# A few of my Chinchilla's



## Angelmouse (Oct 3, 2008)

I got these a few weeks ago from Dom & Fae, I went with 2 sick mice to go to Mousey heaven and came back home with 2 Beautiful chin does much to my husbands disgust :lol: (this happened to be Christmas eve). You see I'm supposed to be cutting back, but thats on bucks not does  anyway he is fine with it now and anyway he was the one who said he wanted some chins in the first place because they are so pretty, so he did get what he wanted, didnt he :lol:


----------



## sasandcol (Dec 12, 2008)

awww, they so cute.
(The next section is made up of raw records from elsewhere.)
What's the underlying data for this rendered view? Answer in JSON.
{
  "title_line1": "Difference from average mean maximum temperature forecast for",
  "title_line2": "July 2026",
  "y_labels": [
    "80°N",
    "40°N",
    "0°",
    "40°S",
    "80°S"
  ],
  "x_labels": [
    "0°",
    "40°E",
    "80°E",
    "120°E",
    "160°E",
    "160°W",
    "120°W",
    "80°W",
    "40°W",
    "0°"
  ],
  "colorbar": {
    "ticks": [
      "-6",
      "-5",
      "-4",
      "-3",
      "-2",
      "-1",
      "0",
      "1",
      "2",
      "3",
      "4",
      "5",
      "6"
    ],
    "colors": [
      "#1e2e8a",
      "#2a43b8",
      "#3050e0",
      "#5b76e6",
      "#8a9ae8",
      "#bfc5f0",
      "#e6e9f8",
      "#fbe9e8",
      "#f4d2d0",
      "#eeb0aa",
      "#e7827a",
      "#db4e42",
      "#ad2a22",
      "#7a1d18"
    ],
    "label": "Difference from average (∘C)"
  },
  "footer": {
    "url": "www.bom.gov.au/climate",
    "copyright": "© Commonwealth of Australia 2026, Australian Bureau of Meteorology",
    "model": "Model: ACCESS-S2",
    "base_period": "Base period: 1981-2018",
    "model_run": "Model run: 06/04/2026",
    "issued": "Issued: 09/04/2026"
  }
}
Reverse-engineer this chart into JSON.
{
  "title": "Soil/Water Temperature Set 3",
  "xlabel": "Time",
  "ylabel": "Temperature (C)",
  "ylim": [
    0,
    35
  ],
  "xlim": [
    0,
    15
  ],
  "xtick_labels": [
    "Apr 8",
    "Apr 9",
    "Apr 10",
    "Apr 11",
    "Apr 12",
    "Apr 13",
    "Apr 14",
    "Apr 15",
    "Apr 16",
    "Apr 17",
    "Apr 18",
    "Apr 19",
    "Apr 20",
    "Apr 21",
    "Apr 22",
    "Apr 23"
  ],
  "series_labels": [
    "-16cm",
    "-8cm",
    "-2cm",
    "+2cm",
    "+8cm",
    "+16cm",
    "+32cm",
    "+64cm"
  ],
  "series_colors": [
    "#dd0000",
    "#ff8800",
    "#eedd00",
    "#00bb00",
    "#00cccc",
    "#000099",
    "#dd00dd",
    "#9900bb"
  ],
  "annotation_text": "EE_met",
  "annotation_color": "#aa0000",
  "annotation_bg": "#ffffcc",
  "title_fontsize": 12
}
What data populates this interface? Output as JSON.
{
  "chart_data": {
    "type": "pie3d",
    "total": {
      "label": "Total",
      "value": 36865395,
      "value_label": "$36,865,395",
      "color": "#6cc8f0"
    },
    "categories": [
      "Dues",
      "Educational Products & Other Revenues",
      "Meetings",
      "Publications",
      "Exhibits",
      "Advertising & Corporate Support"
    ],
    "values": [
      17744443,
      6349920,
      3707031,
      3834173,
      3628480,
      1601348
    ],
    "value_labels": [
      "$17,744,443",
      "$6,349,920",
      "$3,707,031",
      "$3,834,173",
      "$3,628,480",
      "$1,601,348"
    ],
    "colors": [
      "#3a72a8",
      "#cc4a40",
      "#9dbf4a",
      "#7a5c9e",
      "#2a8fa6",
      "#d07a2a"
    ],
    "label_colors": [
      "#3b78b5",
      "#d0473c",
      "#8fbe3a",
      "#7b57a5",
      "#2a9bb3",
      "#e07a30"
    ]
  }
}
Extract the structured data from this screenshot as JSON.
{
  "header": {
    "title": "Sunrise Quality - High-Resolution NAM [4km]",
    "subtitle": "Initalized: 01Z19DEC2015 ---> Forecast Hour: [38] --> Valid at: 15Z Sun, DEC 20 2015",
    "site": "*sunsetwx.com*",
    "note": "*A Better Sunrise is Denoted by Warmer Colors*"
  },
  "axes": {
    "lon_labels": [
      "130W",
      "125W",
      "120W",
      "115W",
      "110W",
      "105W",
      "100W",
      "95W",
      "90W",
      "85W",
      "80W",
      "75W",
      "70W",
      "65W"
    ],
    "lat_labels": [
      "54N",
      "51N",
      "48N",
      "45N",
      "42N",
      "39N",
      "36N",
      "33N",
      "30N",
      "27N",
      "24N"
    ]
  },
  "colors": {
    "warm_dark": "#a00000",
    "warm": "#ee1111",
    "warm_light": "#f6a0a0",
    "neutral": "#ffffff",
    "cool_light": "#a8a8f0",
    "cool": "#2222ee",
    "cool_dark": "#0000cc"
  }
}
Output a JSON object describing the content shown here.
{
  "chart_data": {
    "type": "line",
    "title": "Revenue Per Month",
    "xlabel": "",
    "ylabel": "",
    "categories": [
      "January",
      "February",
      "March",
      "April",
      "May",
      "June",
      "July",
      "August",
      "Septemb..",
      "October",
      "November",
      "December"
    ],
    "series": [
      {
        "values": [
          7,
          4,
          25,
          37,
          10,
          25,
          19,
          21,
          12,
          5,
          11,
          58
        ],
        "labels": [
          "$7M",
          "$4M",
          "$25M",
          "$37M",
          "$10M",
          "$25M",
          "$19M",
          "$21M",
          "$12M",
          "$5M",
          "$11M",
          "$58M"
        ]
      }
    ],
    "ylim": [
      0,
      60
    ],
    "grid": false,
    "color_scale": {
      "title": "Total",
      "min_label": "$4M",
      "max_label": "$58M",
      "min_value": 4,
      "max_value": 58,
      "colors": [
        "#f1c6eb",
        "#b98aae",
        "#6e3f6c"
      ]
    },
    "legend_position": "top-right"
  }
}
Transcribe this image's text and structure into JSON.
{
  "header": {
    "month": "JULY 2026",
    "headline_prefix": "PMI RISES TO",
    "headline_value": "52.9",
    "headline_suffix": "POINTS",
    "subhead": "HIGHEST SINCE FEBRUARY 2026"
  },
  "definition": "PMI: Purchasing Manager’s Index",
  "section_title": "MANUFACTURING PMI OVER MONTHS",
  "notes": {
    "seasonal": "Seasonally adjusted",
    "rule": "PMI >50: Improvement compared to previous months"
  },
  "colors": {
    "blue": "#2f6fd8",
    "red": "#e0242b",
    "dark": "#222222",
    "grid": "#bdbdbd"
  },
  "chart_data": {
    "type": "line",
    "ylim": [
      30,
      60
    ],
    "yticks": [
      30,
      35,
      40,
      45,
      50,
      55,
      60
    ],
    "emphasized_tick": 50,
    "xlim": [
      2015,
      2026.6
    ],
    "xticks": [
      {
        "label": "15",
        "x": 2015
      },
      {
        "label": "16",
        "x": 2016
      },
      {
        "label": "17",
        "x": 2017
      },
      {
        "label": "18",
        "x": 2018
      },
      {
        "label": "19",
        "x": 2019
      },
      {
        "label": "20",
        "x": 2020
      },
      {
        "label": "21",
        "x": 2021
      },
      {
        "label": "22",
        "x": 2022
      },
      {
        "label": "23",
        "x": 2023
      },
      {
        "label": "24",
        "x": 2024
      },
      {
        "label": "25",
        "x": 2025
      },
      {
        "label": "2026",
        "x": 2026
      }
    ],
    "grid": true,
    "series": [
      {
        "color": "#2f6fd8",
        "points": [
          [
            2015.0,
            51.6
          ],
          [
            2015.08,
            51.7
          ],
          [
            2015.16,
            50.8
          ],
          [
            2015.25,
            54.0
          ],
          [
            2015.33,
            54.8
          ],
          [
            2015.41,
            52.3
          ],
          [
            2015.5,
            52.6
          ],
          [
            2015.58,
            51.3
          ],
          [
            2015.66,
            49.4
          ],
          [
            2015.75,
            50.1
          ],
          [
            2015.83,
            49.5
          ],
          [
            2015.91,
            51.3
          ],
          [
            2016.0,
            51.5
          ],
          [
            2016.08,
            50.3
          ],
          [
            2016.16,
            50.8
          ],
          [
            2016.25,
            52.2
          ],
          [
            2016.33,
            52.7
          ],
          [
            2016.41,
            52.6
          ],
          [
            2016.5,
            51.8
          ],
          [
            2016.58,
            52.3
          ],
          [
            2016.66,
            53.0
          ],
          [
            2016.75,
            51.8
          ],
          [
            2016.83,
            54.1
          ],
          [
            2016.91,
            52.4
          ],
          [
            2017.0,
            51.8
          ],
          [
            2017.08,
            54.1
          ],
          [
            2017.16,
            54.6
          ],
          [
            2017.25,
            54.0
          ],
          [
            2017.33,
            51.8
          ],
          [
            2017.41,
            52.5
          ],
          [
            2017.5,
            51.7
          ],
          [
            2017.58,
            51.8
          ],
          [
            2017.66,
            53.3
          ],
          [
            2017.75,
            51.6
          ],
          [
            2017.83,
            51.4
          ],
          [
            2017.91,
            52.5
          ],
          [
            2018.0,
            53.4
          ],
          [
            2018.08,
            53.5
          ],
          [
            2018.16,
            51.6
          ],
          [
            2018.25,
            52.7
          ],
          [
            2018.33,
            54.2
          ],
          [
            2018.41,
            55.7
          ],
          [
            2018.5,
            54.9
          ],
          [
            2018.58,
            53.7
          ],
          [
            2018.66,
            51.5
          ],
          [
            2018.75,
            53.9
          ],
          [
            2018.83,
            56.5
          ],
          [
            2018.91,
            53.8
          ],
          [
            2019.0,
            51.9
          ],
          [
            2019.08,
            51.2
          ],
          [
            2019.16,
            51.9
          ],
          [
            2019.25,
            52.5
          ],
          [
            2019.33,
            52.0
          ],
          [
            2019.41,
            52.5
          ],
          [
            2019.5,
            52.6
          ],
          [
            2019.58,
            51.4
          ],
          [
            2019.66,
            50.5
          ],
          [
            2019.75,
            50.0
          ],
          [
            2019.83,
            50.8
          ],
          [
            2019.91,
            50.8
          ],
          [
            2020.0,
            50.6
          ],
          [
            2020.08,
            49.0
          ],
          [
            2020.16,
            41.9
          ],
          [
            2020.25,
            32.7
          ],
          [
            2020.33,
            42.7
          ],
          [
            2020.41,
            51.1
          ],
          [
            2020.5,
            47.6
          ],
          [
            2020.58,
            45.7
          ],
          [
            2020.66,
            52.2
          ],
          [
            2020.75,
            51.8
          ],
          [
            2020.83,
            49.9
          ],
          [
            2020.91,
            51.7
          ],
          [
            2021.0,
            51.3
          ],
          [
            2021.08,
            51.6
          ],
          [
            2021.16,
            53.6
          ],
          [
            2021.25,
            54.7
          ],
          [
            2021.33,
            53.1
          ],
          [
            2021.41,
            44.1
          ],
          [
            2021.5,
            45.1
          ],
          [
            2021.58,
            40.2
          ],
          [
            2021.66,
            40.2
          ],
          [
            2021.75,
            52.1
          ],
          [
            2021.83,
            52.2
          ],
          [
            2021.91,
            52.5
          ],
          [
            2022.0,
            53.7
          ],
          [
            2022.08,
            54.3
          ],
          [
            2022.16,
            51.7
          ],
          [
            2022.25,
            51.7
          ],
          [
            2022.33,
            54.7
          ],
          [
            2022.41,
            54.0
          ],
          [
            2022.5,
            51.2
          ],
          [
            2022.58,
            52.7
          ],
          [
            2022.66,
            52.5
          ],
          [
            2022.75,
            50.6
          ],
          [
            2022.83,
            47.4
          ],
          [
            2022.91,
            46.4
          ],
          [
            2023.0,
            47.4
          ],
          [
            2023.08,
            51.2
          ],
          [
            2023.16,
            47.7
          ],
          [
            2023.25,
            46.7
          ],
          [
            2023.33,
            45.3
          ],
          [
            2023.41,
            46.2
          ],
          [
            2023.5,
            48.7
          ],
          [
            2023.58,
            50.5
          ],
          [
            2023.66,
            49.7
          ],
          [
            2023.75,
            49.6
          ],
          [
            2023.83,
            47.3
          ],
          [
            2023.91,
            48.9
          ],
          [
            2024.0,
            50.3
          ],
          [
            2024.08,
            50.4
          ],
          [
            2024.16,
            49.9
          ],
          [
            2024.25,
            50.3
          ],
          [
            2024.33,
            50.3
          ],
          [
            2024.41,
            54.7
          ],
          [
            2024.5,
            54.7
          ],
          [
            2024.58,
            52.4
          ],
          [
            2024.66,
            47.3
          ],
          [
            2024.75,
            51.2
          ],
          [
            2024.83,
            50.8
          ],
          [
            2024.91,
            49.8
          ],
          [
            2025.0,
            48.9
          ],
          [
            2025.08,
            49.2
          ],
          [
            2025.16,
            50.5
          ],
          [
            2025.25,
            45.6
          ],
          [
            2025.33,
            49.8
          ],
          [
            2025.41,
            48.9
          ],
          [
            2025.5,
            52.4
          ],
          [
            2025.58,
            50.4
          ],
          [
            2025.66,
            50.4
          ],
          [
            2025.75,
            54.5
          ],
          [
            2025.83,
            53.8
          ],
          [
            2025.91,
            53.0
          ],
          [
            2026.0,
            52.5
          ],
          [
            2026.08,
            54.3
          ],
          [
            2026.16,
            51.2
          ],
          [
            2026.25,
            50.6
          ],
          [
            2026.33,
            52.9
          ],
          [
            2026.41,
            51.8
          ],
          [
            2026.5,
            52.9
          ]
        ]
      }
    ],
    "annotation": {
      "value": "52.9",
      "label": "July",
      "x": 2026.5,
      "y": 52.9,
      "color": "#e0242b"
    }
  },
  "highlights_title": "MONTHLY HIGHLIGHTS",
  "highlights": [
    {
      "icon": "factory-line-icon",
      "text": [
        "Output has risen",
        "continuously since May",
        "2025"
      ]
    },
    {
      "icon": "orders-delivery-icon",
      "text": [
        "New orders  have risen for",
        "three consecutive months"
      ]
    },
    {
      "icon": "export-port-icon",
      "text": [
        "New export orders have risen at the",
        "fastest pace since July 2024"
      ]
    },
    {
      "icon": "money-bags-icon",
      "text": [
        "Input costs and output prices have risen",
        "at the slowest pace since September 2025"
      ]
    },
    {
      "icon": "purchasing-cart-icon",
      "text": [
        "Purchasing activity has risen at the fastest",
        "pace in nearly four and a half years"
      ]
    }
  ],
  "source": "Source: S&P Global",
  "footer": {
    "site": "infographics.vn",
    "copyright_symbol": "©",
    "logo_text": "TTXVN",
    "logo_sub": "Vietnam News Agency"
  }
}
I loved them when i went to dom and Faes but couldn't have all the mice i loved or would've come back with around 20 :-s


----------



## Angelmouse (Oct 3, 2008)

:lol: :lol: Yep you have to stop somewhere, it soooo annoying :roll:


----------



## sasandcol (Dec 12, 2008)

tell me about it. wish i had space and money for more :mrgreen:


----------



## Miss-Freak-Of-Nature (Oct 6, 2008)

Such lovely Chins :shock:

Oh how I would love a chin mouse, there just no breeders of them around me


----------



## dangermouse (Oct 4, 2008)

very pretty mice..........


----------